The number of investor-driven class-action lawsuits in the United States involving cryptocurrency and artificial intelligence is rapidly approaching the total filings recorded in all of 2024.

According to a recent report by Cornerstone Research, the first half of 2025 saw AI and crypto as leading subjects in securities class-action complaints. Specifically, there were 12 filings related to AI and 6 related to crypto, both nearing the full-year count from the previous year.

This surge comes despite the total number of securities class actions filed for shareholder losses remaining steady, with 114 lawsuits in the first half of 2025 compared to 115 in the latter half of 2024.

The data indicates that investors continue to pursue legal action against crypto firms, even as U.S. regulatory authorities like the Justice Department and the Securities and Exchange Commission have eased crypto-related enforcement under the current administration.

Crypto Class Actions Approaching 2024 Levels

In 2024, there were seven crypto-linked class-action lawsuits filed, and with six already lodged in 2025, the pace signals a potential doubling of last year’s total by year-end. Half of these new lawsuits targeted crypto issuers, while others named crypto miners and companies adjacent to cryptocurrency operations, such as those selling mining equipment or collaborating with crypto businesses.

Trends in SPAC-related complaints rising
Complaints concerning Special Purpose Acquisition Companies (SPACs) involved in taking companies public are also on the rise, per Cornerstone Research.

Notably, the law firm Burwick Law filed half of the crypto-related complaints this year, including significant cases against Pump.fun and the controversial LIBRA memecoin.

Max Burwick, founder of Burwick Law, emphasized that civil litigation often serves as an essential route to accountability, particularly in the evolving cryptocurrency space where other remedies may lag.

Other filings came from firms such as Pomerantz LLP and Glancy Prongay & Murray, showcasing continued legal scrutiny within the sector.

The Rise of “AI-Washing” as a Litigation Driver

The report also highlights a significant rise in AI-related securities lawsuits. With 12 cases filed in the first half of 2025, these almost match the 15 filed throughout 2024.

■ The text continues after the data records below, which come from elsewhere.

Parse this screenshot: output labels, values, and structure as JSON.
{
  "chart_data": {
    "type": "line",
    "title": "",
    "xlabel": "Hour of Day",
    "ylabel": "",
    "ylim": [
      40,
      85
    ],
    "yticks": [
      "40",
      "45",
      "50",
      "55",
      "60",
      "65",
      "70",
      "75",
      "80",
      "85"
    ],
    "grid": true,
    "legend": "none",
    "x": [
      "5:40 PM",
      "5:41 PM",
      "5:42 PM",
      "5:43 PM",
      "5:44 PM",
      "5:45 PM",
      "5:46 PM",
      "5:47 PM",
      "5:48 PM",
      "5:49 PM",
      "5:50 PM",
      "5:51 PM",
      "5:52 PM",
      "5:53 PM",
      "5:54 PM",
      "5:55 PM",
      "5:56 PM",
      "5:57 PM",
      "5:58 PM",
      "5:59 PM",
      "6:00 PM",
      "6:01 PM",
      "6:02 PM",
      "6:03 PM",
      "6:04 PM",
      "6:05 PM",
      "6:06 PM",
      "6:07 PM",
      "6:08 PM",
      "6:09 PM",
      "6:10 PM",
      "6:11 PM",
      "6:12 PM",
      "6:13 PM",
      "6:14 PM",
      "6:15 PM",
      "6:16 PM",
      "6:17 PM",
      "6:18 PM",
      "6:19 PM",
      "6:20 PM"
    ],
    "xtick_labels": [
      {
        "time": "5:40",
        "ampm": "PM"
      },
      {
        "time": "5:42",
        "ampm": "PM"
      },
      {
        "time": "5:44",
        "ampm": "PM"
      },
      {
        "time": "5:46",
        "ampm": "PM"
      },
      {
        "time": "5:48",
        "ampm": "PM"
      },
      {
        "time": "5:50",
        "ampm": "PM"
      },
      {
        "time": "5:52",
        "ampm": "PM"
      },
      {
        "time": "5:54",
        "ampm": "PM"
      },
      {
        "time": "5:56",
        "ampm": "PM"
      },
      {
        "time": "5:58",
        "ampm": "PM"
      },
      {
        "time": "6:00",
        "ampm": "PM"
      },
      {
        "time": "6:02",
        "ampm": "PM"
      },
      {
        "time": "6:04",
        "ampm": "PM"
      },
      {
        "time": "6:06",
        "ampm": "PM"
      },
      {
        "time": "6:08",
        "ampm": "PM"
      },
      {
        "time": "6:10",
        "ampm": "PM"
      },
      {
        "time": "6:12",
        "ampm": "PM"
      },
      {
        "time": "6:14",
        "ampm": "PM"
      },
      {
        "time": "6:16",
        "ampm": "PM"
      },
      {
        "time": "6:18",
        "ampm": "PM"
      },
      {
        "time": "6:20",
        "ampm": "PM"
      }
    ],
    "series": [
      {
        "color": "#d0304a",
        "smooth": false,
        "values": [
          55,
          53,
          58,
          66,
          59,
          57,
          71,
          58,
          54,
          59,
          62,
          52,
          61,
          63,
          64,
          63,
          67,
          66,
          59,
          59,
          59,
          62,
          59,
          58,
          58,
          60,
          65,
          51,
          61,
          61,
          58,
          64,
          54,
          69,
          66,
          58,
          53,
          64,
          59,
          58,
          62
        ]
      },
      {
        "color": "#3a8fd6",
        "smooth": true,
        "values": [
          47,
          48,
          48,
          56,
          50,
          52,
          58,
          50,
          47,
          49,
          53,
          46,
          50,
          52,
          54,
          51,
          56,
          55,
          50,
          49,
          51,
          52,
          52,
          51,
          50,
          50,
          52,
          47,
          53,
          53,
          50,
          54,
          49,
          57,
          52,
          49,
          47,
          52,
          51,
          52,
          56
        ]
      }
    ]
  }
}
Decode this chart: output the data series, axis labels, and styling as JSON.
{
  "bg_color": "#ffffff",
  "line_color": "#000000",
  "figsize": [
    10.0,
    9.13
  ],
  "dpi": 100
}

Joseph Grundfest, a Stanford law professor and former SEC Commissioner, pointed to “AI washing”—where companies exaggerate or misrepresent their AI capabilities—as a central reason behind this increase. Such practices can lead to investor losses once the truth emerges, prompting legal actions.

Grundfest succinctly stated that this phenomenon explains the surge in AI-related securities litigation.